Setelah era reformasi, pemerintah berupaya untuk memperbaiki dan tidak mengulang sejarah kegagalan dua rezim sebelumnya yang memiliki tendensi otoritarian sehingga publik kehilangan kepercayaannya terhadap pemerintahan. B.J. Habibie yang saat itu menjabat sebagai Presiden kemudian sesuai dengan judulnya harus menjalankan tuntutan reformasi yang di dalamnya berisi keinginan masyarakat Indonesia agar pemerintahan dalam terlaksana dengan lebih baik dan juga demokratis. Dalam artian pemerintah tidak bersifat otoriter dan melibatkan rakyat dalam pengambilan kebijakannya. Perubahan yang mulai tampak ketika era reformasi adalah adanya amandemen dalam beberapa pasal UUD 1945, menghapuskan dwifungsi ABRI dalam pemerintahan, pelaksanaan otonomi daerah, serta menegakkan supremasi hukum terkait dengan permasalahan hak asasi manusia, korupsi, kolusi, dan nepotisme. Partai politik yang sempat dilarang dan juga dibatasi geraknya karena beberapa aturan di masa orde lama dan orde baru mendapatkan angin segar sebab didukung adanya kebebasan pers dan agenda mewujudkan pemerintahan yang demokratis. Evereth Call Ladd (1970) bahkan pernah menyebutkan bahwa partai politik merupakan children of egalitarian, untuk menunjukkan pentingnya peranan partai politik dalam suatu negara yang demokratis. Selain iut, pada era reformasi, tepatnya pada pemilu tahun 2004 pula pertama kali dilaksanakan pemilihan umum secara langsung, di mana rakyat turut berpartisipasi dalam memilih calon wakilnya dalam pemerintahan. Mulai diperkenalkannya konsep electoral threshold sehingga terdapat persyaratan yang jelas mengenai partai yang berhak untuk turut serta dalam pemilu.

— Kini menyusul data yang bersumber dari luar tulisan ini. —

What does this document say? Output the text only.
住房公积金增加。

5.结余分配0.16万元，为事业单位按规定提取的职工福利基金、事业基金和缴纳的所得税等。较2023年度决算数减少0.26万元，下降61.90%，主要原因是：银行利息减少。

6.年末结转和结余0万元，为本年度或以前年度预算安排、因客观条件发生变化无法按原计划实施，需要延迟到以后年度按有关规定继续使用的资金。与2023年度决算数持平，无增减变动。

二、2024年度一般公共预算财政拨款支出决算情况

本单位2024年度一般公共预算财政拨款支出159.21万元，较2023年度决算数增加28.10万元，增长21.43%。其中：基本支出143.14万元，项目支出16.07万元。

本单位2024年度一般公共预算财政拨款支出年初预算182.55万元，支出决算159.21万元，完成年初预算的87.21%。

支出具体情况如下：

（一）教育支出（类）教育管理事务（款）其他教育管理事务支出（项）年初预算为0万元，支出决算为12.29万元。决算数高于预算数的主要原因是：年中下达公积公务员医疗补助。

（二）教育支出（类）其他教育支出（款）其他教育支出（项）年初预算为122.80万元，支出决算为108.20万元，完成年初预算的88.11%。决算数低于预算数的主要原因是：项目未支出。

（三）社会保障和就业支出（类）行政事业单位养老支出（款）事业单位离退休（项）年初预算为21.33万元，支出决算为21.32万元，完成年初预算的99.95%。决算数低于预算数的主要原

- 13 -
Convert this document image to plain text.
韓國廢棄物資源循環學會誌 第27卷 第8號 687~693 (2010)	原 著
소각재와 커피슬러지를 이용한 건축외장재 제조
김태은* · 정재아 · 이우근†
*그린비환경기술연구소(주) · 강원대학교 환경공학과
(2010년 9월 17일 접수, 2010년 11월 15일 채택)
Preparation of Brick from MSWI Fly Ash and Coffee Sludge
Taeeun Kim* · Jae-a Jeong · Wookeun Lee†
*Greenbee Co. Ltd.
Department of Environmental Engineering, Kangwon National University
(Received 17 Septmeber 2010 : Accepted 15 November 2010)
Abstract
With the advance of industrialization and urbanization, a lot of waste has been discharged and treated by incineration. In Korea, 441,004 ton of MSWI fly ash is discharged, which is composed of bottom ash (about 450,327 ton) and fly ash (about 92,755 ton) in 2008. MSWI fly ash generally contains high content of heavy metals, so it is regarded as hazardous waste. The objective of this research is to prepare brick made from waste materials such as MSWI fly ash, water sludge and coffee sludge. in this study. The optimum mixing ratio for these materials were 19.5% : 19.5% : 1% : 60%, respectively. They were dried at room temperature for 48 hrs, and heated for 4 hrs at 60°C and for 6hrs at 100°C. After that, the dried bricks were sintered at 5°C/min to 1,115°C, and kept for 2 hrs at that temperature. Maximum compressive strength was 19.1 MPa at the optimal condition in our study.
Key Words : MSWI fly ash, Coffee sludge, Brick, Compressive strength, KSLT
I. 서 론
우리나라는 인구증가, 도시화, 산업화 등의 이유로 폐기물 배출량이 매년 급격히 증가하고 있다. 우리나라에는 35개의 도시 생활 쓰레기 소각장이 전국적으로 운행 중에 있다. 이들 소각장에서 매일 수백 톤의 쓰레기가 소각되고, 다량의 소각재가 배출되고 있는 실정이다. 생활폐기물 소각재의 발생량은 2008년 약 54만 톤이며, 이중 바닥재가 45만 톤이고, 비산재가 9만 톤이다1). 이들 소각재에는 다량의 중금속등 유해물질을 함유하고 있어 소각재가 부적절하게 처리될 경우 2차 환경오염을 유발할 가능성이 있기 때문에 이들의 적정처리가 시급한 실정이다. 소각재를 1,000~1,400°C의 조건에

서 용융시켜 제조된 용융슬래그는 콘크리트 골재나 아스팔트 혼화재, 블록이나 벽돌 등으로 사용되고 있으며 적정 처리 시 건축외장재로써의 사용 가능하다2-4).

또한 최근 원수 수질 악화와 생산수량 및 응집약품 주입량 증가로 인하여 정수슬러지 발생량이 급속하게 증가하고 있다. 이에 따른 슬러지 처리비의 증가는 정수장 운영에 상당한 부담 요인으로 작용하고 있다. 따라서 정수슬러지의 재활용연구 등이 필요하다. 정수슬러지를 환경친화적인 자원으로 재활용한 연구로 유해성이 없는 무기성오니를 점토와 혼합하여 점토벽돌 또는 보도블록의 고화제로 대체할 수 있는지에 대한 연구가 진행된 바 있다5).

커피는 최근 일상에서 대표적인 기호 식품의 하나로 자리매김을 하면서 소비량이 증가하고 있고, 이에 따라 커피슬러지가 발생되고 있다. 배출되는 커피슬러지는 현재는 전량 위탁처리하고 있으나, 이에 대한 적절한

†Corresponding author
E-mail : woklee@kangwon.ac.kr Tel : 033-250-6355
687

Dinamika yang terjadi dalam ranah politik dan kepartaian Indonesia memang menarik untuk dibahas dari sudut pandang sejarahnya. Dari pemaparan-pemaparan di atas dapat diketahui bahwa awal mula berkembangnya pemikiran politik dan ideologi di masyarakat adalah sejak adanya politik etis yang melahirkan kaum intelektual dalam diri bangsa. Mulai muncul kesadaran akan pentingnya memiliki rasa nasionalisme dan juga identitas nasional kebangsaan. Pergantian rezim pemerintahan pun turut mempengaruhi corak politik pemerintahan di dalam negeri bahkan dalam perjalanannya sempat terjadi beberapa peristiwa koersif yang juga tercatat dalam sejarah bangsa sebagai peristiwa yang mewarnai dinamika politik dan pemerintahan di tengah proses modernisasi. Adanya perubahan tersebut juga menandakan bahwa bangsa kita telah mengalami suatu perkembangan, tidak hanya dalam hal ekonomi namun juga sosial politiknya. Dari segi positifnya, peristiwa-peristiwa kelam yang tercatat dalam sejarah tersebut dapat dijadikan suatu pembelajaran oleh para pemimpin bangsa dan juga masyarakat pada umumnya untuk senantiasa bijak dalam menentukan langkah kita ke depannya agar kejadian yang sama tidak terulang kembali.
Referensi:
Budiardjo, M. (2003). Dasar-Dasar Ilmu Politik. Gramedia Pustaka Utama.
Marijan, K. (2010). Sistem Politik Indonesia: Konsolidasi Demokrasi Pasca Orde Baru. Penerbit Prenadamedia Group.
Surbakti, R. (1992). Memahami Ilmu Politik. Penerbit PT Grasindo.